Kasubdit Tipidter Ditreskrimsus Polda Kalbar, Kompol Michael Terry Hendrata, menjelaskan bahwa tersangka menjalankan aksinya dengan modus membeli solar subsidi dari pengantar untuk dijual kembali ke tambang emas ilegal.
“Saudara T alias A membeli BBM jenis solar subsidi dari pengantar, yaitu saudara AM dan saudara AR, dengan harga Rp10.500 per liter. Selanjutnya solar subsidi tersebut dijual kembali ke tambang emas tanpa izin di Desa Goa Boma, Kecamatan Monterado, Kabupaten Bengkayang, dengan harga Rp12.500 per liter. Dari transaksi itu, pelaku mendapatkan keuntungan Rp2.000 per liter,” ungkap Kompol Michael saat Konferensi Pers di Gedung Loby Ditkrimsus Polda Kalbar, Senin (3/11/2025).
Dari tangan pelaku, polisi menyita sejumlah barang bukti, antara lain tiga drum besi berisi sekitar 680 liter biosolar, serta satu unit mobil pikap Toyota Kijang dengan nomor polisi KB 8625 BA yang digunakan untuk mengangkut BBM subsidi tersebut.
Atas perbuatannya, tersangka dijerat dengan Pasal 55 Undang-Undang Nomor 22 Tahun 2001 tentang Minyak dan Gas Bumi, sebagaimana telah diubah dengan Pasal 40 Angka 9 Undang-Undang Nomor 6 Tahun 2023 tentang Penetapan Peraturan Pemerintah Pengganti Undang-Undang Nomor 2 Tahun 2022 tentang Cipta Kerja menjadi Undang-Undang.

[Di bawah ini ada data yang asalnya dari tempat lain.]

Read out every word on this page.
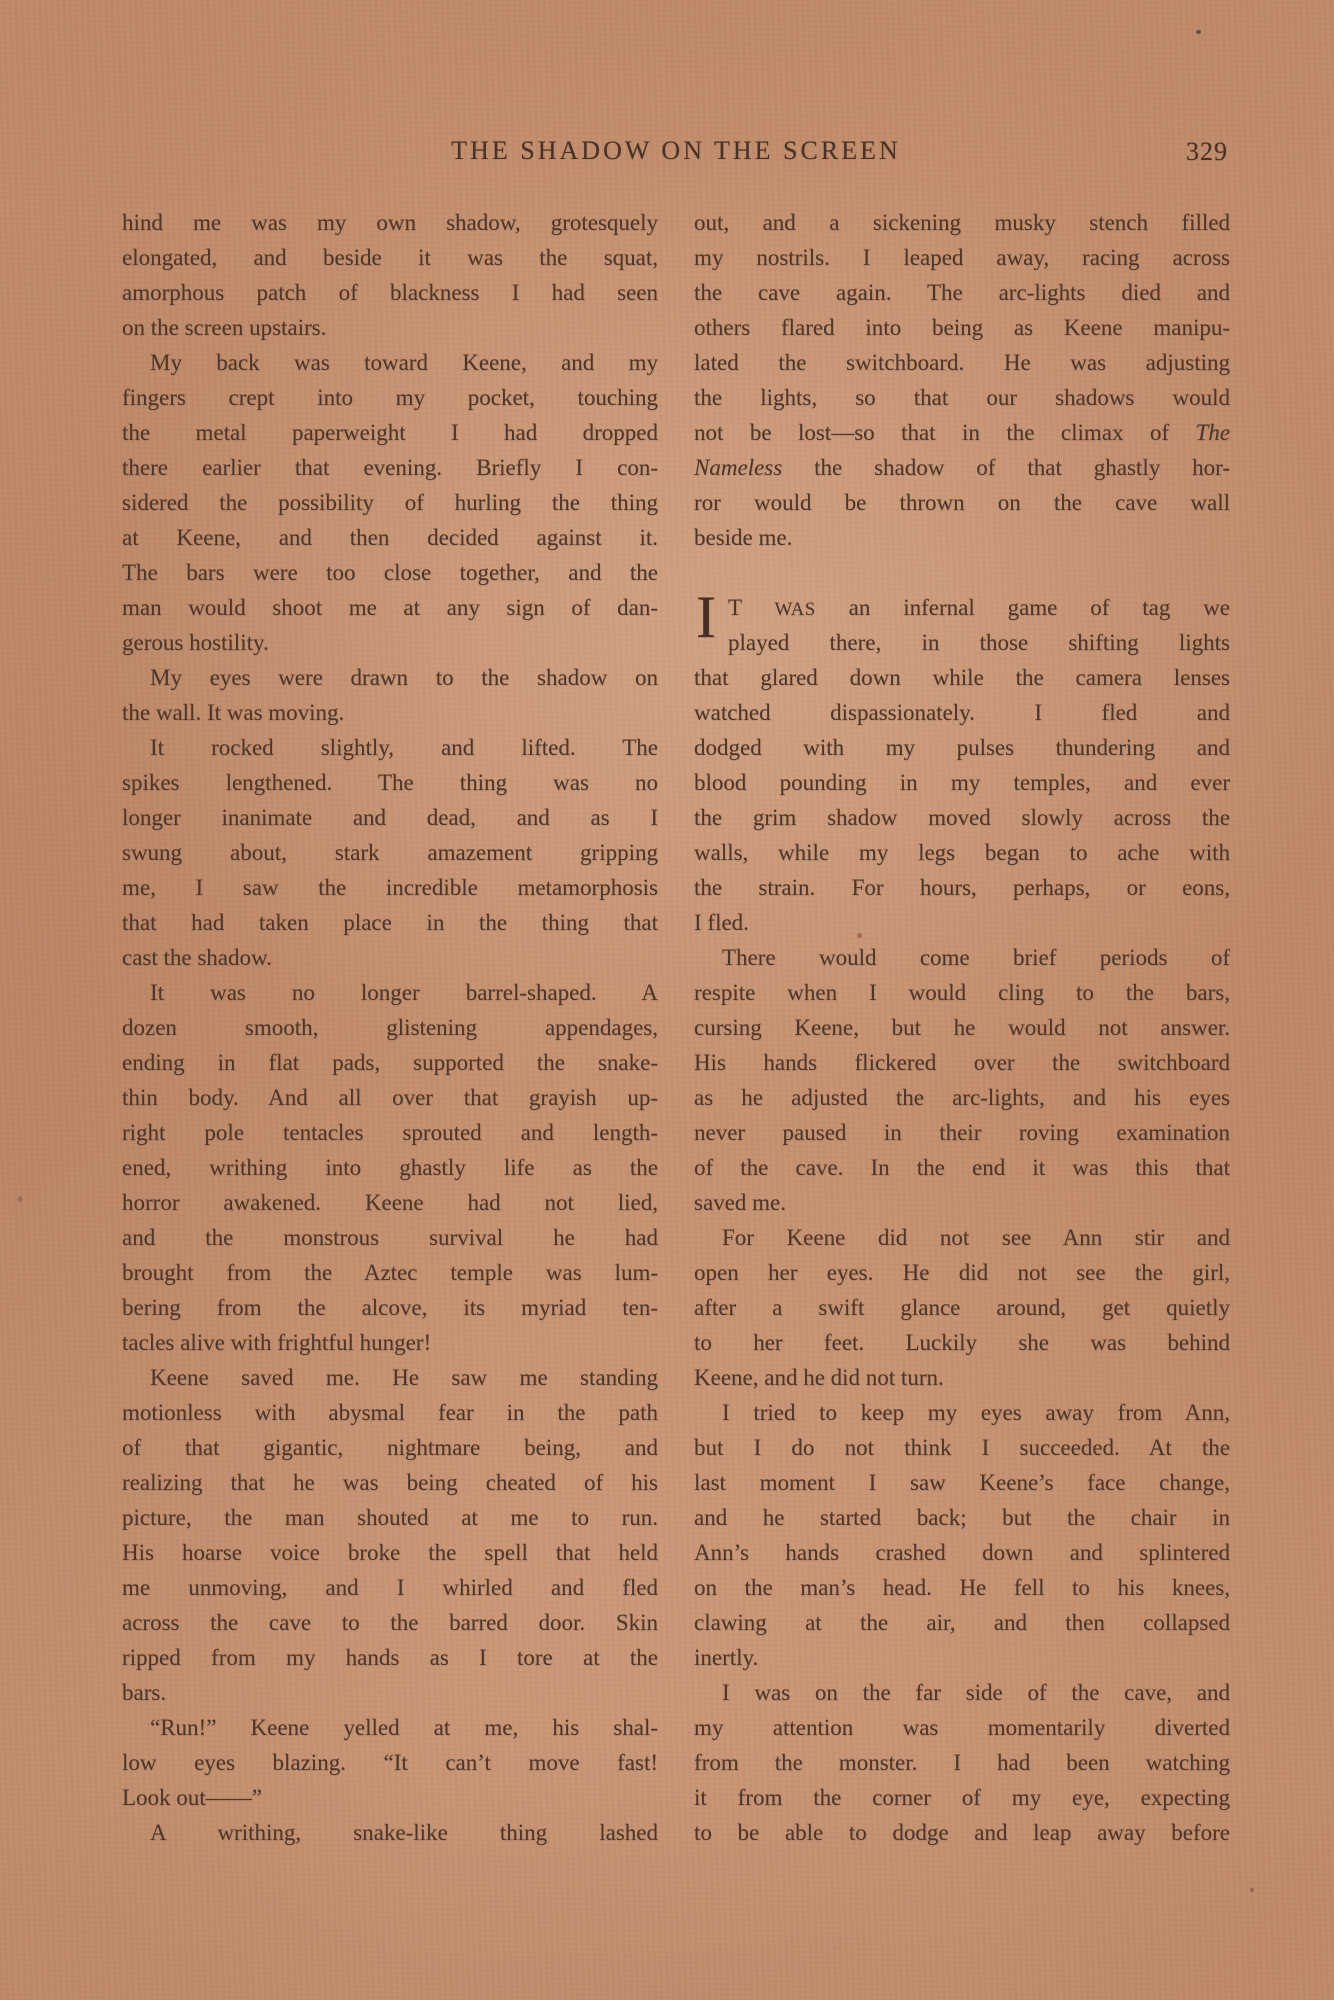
THE SHADOW ON THE SCREEN	329
hind me was my own shadow, grotesquely
elongated, and beside it was the squat,
amorphous patch of blackness I had seen
on the screen upstairs.
My back was toward Keene, and my
fingers crept into my pocket, touching
the metal paperweight I had dropped
there earlier that evening. Briefly I con-
sidered the possibility of hurling the thing
at Keene, and then decided against it.
The bars were too close together, and the
man would shoot me at any sign of dan-
gerous hostility.
My eyes were drawn to the shadow on
the wall. It was moving.
It rocked slightly, and lifted. The
spikes lengthened. The thing was no
longer inanimate and dead, and as I
swung about, stark amazement gripping
me, I saw the incredible metamorphosis
that had taken place in the thing that
cast the shadow.
It was no longer barrel-shaped. A
dozen smooth, glistening appendages,
ending in flat pads, supported the snake-
thin body. And all over that grayish up-
right pole tentacles sprouted and length-
ened, writhing into ghastly life as the
horror awakened. Keene had not lied,
and the monstrous survival he had
brought from the Aztec temple was lum-
bering from the alcove, its myriad ten-
tacles alive with frightful hunger!
Keene saved me. He saw me standing
motionless with abysmal fear in the path
of that gigantic, nightmare being, and
realizing that he was being cheated of his
picture, the man shouted at me to run.
His hoarse voice broke the spell that held
me unmoving, and I whirled and fled
across the cave to the barred door. Skin
ripped from my hands as I tore at the
bars.
“Run!” Keene yelled at me, his shal-
low eyes blazing. “It can’t move fast!
Look out——”
A writhing, snake-like thing lashed
out, and a sickening musky stench filled
my nostrils. I leaped away, racing across
the cave again. The arc-lights died and
others flared into being as Keene manipu-
lated the switchboard. He was adjusting
the lights, so that our shadows would
not be lost—so that in the climax of The
Nameless the shadow of that ghastly hor-
ror would be thrown on the cave wall
beside me.
I T WAS an infernal game of tag we
played there, in those shifting lights
that glared down while the camera lenses
watched dispassionately. I fled and
dodged with my pulses thundering and
blood pounding in my temples, and ever
the grim shadow moved slowly across the
walls, while my legs began to ache with
the strain. For hours, perhaps, or eons,
I fled.
There would come brief periods of
respite when I would cling to the bars,
cursing Keene, but he would not answer.
His hands flickered over the switchboard
as he adjusted the arc-lights, and his eyes
never paused in their roving examination
of the cave. In the end it was this that
saved me.
For Keene did not see Ann stir and
open her eyes. He did not see the girl,
after a swift glance around, get quietly
to her feet. Luckily she was behind
Keene, and he did not turn.
I tried to keep my eyes away from Ann,
but I do not think I succeeded. At the
last moment I saw Keene’s face change,
and he started back; but the chair in
Ann’s hands crashed down and splintered
on the man’s head. He fell to his knees,
clawing at the air, and then collapsed
inertly.
I was on the far side of the cave, and
my attention was momentarily diverted
from the monster. I had been watching
it from the corner of my eye, expecting
to be able to dodge and leap away before
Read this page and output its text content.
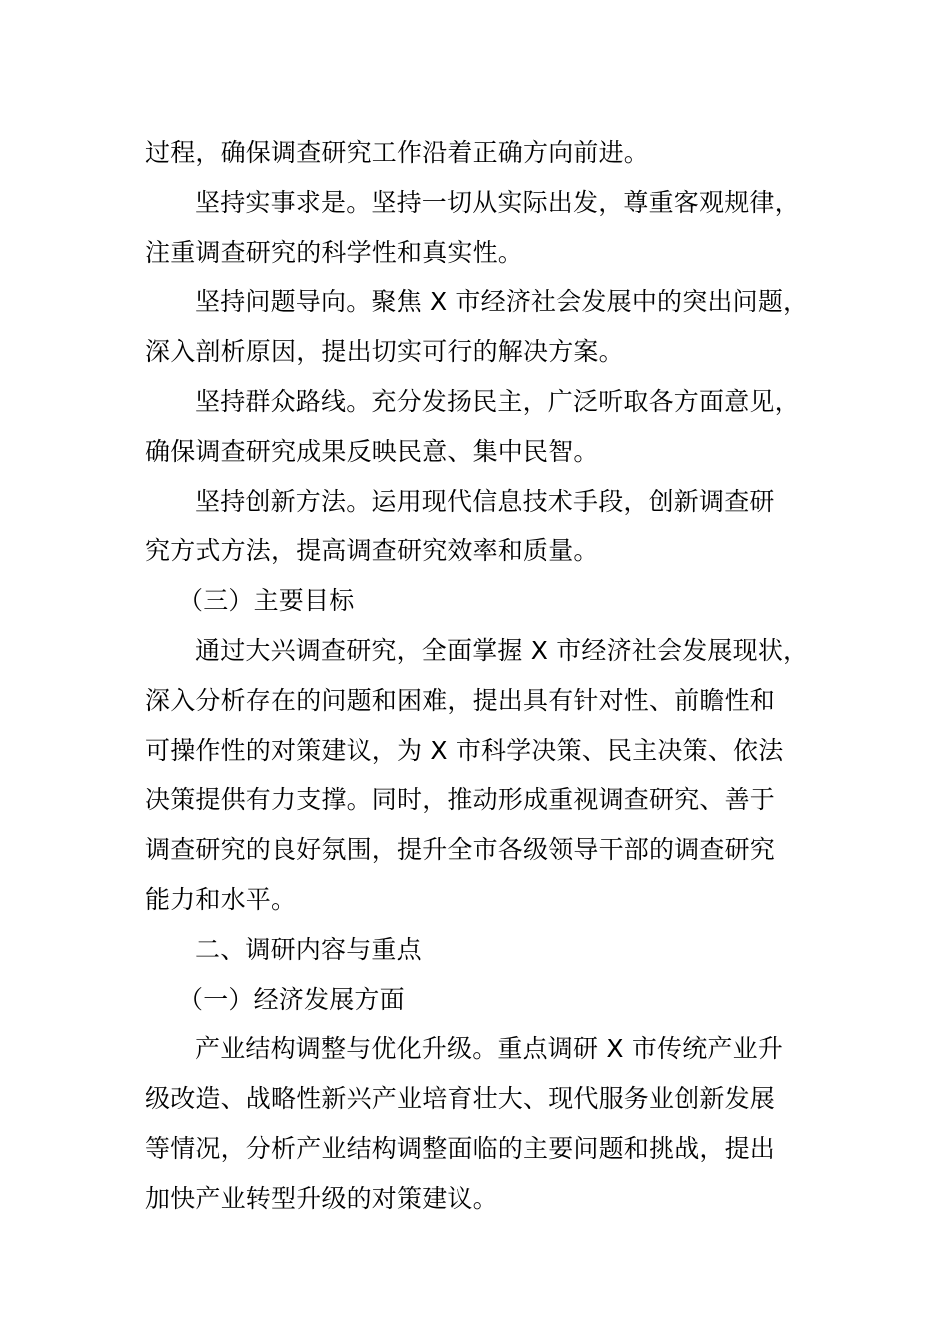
过程，确保调查研究工作沿着正确方向前进。
坚持实事求是。坚持一切从实际出发，尊重客观规律，
注重调查研究的科学性和真实性。
坚持问题导向。聚焦 X 市经济社会发展中的突出问题，
深入剖析原因，提出切实可行的解决方案。
坚持群众路线。充分发扬民主，广泛听取各方面意见，
确保调查研究成果反映民意、集中民智。
坚持创新方法。运用现代信息技术手段，创新调查研
究方式方法，提高调查研究效率和质量。
（三）主要目标
通过大兴调查研究，全面掌握 X 市经济社会发展现状，
深入分析存在的问题和困难，提出具有针对性、前瞻性和
可操作性的对策建议，为 X 市科学决策、民主决策、依法
决策提供有力支撑。同时，推动形成重视调查研究、善于
调查研究的良好氛围，提升全市各级领导干部的调查研究
能力和水平。
二、调研内容与重点
（一）经济发展方面
产业结构调整与优化升级。重点调研 X 市传统产业升
级改造、战略性新兴产业培育壮大、现代服务业创新发展
等情况，分析产业结构调整面临的主要问题和挑战，提出
加快产业转型升级的对策建议。
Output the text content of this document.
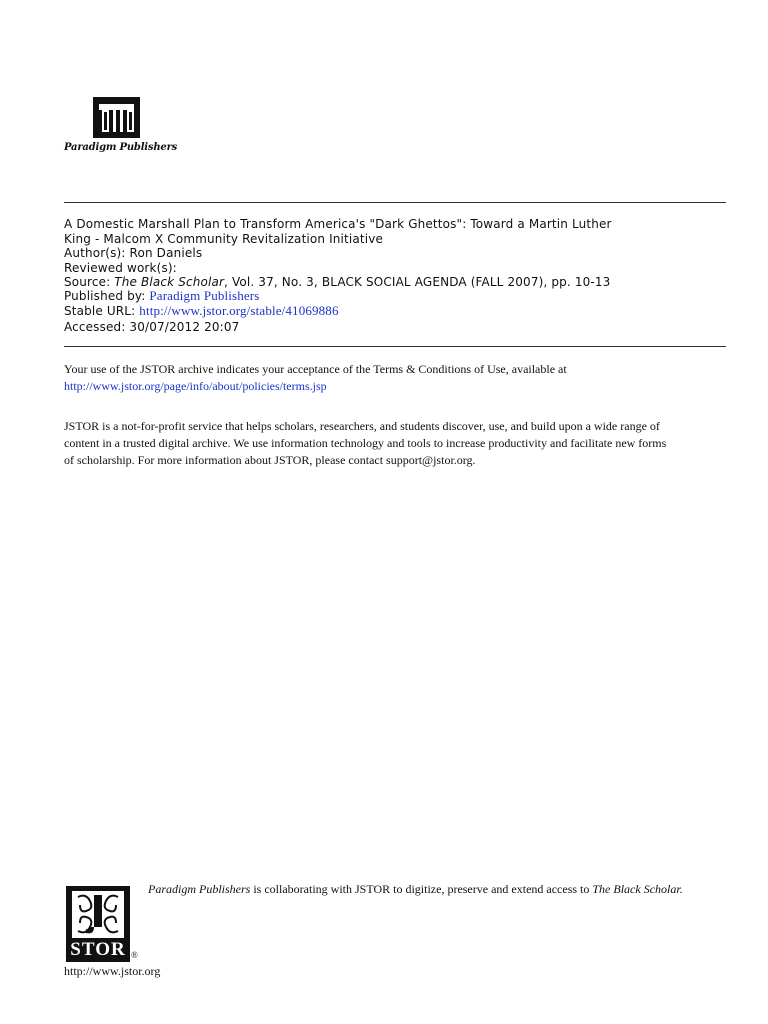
Paradigm Publishers
A Domestic Marshall Plan to Transform America's "Dark Ghettos": Toward a Martin Luther
King - Malcom X Community Revitalization Initiative
Author(s): Ron Daniels
Reviewed work(s):
Source: The Black Scholar, Vol. 37, No. 3, BLACK SOCIAL AGENDA (FALL 2007), pp. 10-13
Published by: Paradigm Publishers
Stable URL: http://www.jstor.org/stable/41069886
Accessed: 30/07/2012 20:07
Your use of the JSTOR archive indicates your acceptance of the Terms & Conditions of Use, available at
http://www.jstor.org/page/info/about/policies/terms.jsp
JSTOR is a not-for-profit service that helps scholars, researchers, and students discover, use, and build upon a wide range of
content in a trusted digital archive. We use information technology and tools to increase productivity and facilitate new forms
of scholarship. For more information about JSTOR, please contact support@jstor.org.
STOR ®
http://www.jstor.org
Paradigm Publishers is collaborating with JSTOR to digitize, preserve and extend access to The Black Scholar.
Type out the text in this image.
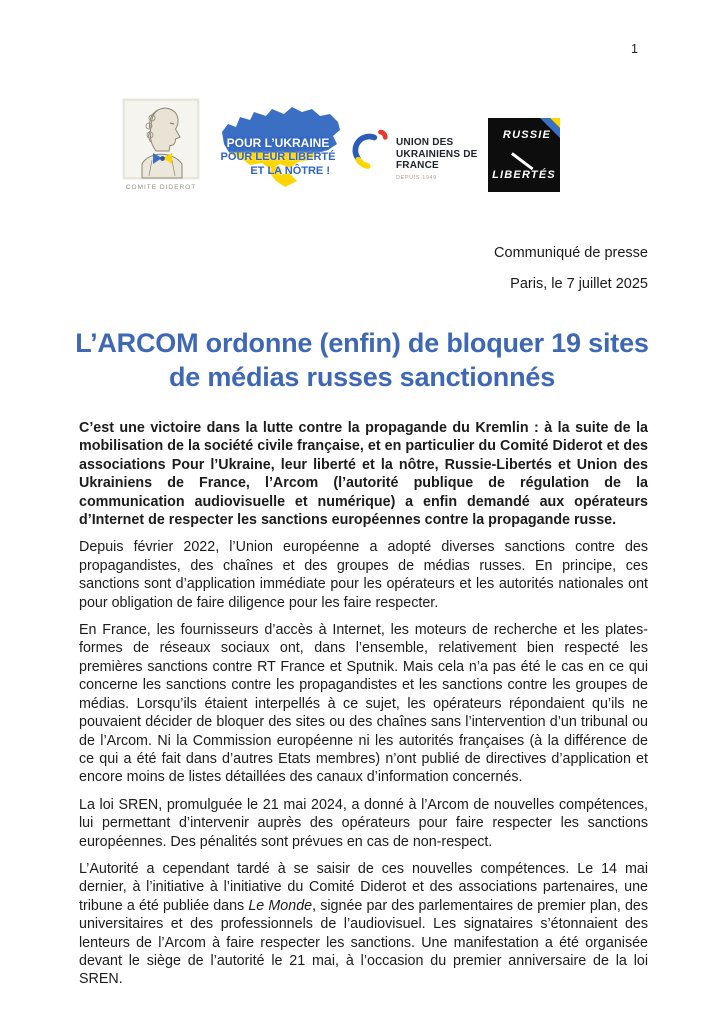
1
COMITE DIDEROT
POUR L’UKRAINE
POUR LEUR LIBERTÉ
ET LA NÔTRE !
UNION DES
UKRAINIENS DE
FRANCE
DEPUIS 1949
RUSSIE
LIBERTÉS
Communiqué de presse
Paris, le 7 juillet 2025
L’ARCOM ordonne (enfin) de bloquer 19 sites de médias russes sanctionnés

C’est une victoire dans la lutte contre la propagande du Kremlin : à la suite de la mobilisation de la société civile française, et en particulier du Comité Diderot et des associations Pour l’Ukraine, leur liberté et la nôtre, Russie-Libertés et Union des Ukrainiens de France, l’Arcom (l’autorité publique de régulation de la communication audiovisuelle et numérique) a enfin demandé aux opérateurs d’Internet de respecter les sanctions européennes contre la propagande russe.

Depuis février 2022, l’Union européenne a adopté diverses sanctions contre des propagandistes, des chaînes et des groupes de médias russes. En principe, ces sanctions sont d’application immédiate pour les opérateurs et les autorités nationales ont pour obligation de faire diligence pour les faire respecter.

En France, les fournisseurs d’accès à Internet, les moteurs de recherche et les plates-formes de réseaux sociaux ont, dans l’ensemble, relativement bien respecté les premières sanctions contre RT France et Sputnik. Mais cela n’a pas été le cas en ce qui concerne les sanctions contre les propagandistes et les sanctions contre les groupes de médias. Lorsqu’ils étaient interpellés à ce sujet, les opérateurs répondaient qu’ils ne pouvaient décider de bloquer des sites ou des chaînes sans l’intervention d’un tribunal ou de l’Arcom. Ni la Commission européenne ni les autorités françaises (à la différence de ce qui a été fait dans d’autres Etats membres) n’ont publié de directives d’application et encore moins de listes détaillées des canaux d’information concernés.

La loi SREN, promulguée le 21 mai 2024, a donné à l’Arcom de nouvelles compétences, lui permettant d’intervenir auprès des opérateurs pour faire respecter les sanctions européennes. Des pénalités sont prévues en cas de non-respect.

L’Autorité a cependant tardé à se saisir de ces nouvelles compétences. Le 14 mai dernier, à l’initiative à l’initiative du Comité Diderot et des associations partenaires, une tribune a été publiée dans Le Monde, signée par des parlementaires de premier plan, des universitaires et des professionnels de l’audiovisuel. Les signataires s’étonnaient des lenteurs de l’Arcom à faire respecter les sanctions. Une manifestation a été organisée devant le siège de l’autorité le 21 mai, à l’occasion du premier anniversaire de la loi SREN.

Kompol Michael menegaskan, tindak pidana di sektor migas termasuk penyimpanan, pengangkutan, atau penjualan bahan bakar tanpa izin merupakan pelanggaran serius yang dapat dikenai sanksi pidana berat.
Polda Kalbar juga mengimbau masyarakat untuk tidak terlibat dalam penyalahgunaan BBM subsidi maupun kegiatan ilegal lainnya seperti penebangan liar.
“Kami mengajak seluruh masyarakat untuk berperan aktif menjaga sumber daya negara dengan tidak mendukung aktivitas ilegal dalam bentuk apa pun,” tegasnya.